Le Très-Haut accordant ce droit n'ayant cure de bon ordre et de logique en matière de succession, l'arrière-petit-fils en question n'ayant pas atteint la majorité requise de 13 ans, le sort du royaume fut remis entre les mains d'un régent, Philippe d'Orléans, neveu de Louis XIV. Intérim disputé par des convoitises arguant de plus directe lignée. Il y avait donc matière à ourdir quelque complot pour contester le testament du grand roi. C'est de cette période de trouble dont nous entretient Camille Pascal dans cet ouvrage. L'artisan de la conjuration étant le prince de Cellamare, l'ambassadeur en France du roi d'Espagne Philippe V, lequel n'était autre que petit-fils de Louis XIV.

On peut avoir en détestation l'idée que le seul hasard de la naissance soit source de privilèges, qui plus est se réclamant de droit divin, et pour autant apprécier la relation qui en est faite par cet auteur à la plume si subtile.
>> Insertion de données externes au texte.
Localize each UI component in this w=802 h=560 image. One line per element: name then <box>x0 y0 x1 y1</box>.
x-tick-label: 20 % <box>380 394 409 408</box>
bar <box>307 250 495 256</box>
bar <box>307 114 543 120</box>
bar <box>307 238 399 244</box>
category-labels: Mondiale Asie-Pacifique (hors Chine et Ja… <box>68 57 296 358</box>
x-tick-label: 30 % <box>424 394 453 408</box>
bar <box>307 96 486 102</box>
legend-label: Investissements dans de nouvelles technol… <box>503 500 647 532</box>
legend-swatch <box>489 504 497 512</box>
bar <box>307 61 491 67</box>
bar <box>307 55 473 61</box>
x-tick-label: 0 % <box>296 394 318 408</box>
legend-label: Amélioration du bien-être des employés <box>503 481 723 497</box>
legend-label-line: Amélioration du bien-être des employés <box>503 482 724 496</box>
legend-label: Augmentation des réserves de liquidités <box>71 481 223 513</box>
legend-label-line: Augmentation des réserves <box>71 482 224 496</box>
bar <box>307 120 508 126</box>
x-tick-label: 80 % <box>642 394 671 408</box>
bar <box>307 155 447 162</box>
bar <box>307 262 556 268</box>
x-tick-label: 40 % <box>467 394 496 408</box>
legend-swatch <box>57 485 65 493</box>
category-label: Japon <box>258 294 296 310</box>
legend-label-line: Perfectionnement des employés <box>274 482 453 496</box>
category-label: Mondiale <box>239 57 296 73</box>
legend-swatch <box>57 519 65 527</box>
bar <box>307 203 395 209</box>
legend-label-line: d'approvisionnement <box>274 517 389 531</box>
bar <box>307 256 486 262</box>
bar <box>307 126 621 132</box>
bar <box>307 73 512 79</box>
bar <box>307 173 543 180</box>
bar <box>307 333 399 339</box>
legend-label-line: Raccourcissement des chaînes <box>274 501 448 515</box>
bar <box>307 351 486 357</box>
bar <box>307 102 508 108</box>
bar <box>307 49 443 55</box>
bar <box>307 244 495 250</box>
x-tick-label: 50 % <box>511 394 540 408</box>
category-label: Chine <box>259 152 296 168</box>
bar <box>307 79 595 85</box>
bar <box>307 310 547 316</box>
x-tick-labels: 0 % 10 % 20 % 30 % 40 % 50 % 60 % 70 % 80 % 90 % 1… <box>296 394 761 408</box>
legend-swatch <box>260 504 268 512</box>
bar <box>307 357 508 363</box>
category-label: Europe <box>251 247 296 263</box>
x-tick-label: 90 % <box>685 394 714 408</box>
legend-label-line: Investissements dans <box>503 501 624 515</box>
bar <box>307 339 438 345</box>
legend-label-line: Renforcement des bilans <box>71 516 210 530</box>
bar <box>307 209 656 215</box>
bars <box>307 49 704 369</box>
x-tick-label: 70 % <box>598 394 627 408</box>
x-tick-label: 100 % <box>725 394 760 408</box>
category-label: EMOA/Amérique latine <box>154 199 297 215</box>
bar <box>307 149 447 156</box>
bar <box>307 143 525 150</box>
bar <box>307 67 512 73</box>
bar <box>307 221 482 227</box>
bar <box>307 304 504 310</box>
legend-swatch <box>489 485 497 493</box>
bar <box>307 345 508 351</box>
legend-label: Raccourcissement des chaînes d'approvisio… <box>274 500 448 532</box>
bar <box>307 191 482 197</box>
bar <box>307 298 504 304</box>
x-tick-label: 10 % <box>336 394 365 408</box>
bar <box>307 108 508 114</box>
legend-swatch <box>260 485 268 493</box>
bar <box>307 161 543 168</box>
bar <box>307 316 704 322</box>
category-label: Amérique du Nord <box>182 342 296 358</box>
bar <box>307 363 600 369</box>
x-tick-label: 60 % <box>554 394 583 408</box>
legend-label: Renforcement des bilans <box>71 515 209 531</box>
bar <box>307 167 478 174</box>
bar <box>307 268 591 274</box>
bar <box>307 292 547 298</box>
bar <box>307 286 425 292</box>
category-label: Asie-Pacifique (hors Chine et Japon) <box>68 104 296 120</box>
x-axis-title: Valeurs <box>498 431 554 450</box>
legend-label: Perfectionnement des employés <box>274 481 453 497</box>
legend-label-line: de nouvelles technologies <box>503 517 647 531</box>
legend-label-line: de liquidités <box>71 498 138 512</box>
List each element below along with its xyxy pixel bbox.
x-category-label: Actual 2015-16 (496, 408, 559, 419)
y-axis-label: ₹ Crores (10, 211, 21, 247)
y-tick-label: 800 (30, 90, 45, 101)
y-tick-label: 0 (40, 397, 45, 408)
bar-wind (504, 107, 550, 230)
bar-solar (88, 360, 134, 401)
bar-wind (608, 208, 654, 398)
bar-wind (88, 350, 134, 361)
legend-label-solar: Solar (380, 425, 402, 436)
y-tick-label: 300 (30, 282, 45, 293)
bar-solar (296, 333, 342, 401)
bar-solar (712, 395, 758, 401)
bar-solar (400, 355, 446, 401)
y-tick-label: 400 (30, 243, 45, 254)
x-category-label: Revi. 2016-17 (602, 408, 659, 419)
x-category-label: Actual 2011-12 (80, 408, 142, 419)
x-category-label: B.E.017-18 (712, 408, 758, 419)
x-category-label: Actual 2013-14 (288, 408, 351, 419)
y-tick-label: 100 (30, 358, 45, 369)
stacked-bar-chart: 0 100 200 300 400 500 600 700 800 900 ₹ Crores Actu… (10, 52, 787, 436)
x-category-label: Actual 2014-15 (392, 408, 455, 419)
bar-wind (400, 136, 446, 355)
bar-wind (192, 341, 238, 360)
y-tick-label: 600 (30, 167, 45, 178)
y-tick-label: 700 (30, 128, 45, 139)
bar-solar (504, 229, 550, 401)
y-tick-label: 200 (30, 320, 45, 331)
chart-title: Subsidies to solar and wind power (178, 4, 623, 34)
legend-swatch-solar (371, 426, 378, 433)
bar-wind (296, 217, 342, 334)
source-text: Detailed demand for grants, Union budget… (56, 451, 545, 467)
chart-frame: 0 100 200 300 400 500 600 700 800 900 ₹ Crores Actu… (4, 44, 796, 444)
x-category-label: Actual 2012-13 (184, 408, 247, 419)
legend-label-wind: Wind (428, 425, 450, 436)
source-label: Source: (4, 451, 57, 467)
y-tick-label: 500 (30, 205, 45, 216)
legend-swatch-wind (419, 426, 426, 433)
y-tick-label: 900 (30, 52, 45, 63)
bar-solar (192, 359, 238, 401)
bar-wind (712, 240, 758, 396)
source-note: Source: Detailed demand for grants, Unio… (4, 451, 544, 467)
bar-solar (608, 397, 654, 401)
Une chose à ne pas retirer à cette classe auto proclamée de droit divin, est la qualité de la langue qu'elle met en oeuvre pour faire valoir ses arguments, certes fallacieux, d'appropriation du pouvoir. Se réclamant d'un dieu que l'église, grande bénéficiaire des avantages et privilèges de l'obscurantisme prévalant, se garde bien de contester.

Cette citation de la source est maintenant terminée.